The next moment she led her own wolf into the bushes and was gone. There was no time to thank her for her good advice, and in the end Mall had only done a mother’s duty. She had never treated Hiie tenderly, but the sacrifice of her daughter was too much even for her.
I directed my wolf to the left and in a moment we were by the seashore.
For me it was a familiar place; just here, years ago, old Manivald the coast guard had been burned for his funeral. I saw the big rocks, and behind me I heard the wolves’ breathing and Ülgas’s fearful yelping. If Mall was wrong or lying, and there was no boat, they would catch me I knew. Summoning the last of its strength the wolf sped across the beach sand, straight toward the rocks.
There was a boat. I threw Hiie into it and pushed with all my might. The boat was sunk deep in the sand and didn’t want to leave the spot. I yelled in desperation, bit my lips hard, gathered all my strength — and got it to move. A moment later we were on the water. I found the oars in the bottom of the boat, and when the wolf pack, with Tambet and Ülgas, reached the shore, we were sloshing away at a safe distance.

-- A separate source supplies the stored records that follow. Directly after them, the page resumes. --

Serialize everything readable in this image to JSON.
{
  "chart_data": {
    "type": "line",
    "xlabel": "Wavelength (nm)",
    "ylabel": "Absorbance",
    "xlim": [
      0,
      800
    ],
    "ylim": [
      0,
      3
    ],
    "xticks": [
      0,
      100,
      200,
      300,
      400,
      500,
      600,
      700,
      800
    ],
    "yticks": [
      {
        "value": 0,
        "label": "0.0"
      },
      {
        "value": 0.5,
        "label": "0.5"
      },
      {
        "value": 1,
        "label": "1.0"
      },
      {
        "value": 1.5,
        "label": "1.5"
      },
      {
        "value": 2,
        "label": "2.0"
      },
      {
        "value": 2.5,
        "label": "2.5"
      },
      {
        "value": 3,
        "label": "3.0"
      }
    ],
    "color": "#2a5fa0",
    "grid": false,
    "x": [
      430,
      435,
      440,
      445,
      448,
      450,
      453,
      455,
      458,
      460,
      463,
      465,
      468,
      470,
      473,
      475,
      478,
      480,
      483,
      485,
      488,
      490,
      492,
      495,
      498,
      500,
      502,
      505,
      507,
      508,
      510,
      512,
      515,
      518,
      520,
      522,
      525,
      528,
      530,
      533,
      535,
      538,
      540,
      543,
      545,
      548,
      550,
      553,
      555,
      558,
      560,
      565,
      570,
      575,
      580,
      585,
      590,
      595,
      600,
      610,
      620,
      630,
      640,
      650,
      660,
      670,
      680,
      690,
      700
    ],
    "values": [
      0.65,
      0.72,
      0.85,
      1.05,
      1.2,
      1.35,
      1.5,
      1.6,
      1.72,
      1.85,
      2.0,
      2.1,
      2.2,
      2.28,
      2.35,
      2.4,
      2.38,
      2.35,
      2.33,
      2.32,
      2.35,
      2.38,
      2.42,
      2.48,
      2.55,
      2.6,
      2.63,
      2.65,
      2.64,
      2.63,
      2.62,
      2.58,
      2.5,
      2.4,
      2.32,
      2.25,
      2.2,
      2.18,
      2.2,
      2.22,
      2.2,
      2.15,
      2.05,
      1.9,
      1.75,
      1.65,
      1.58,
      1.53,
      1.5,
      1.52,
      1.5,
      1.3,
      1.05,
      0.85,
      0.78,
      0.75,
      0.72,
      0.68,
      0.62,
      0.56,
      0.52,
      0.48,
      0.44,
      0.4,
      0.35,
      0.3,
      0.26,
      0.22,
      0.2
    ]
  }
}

Of course the wolves could have jumped into the water and tried to swim after us, but since their ears were stopped up with wax, they couldn’t be given the order, and naturally they didn’t want to voluntarily make themselves wet. But Ülgas and Tambet waded into the water, although the decrepit sage almost immediately stepped on a rock on the sea bottom and went sprawling. Tambet kept on wading until the water reached his chin, then started swimming furiously and far, but it was all in vain. The boat was much faster than the old man, and his bobbing head became ever smaller, until it merged with the darkness. However, we heard Tambet’s voice long afterward. “I’m coming after you!” he screamed. “I’ll find you, wherever you escape to! I’ll bring you back! I’ll catch you!”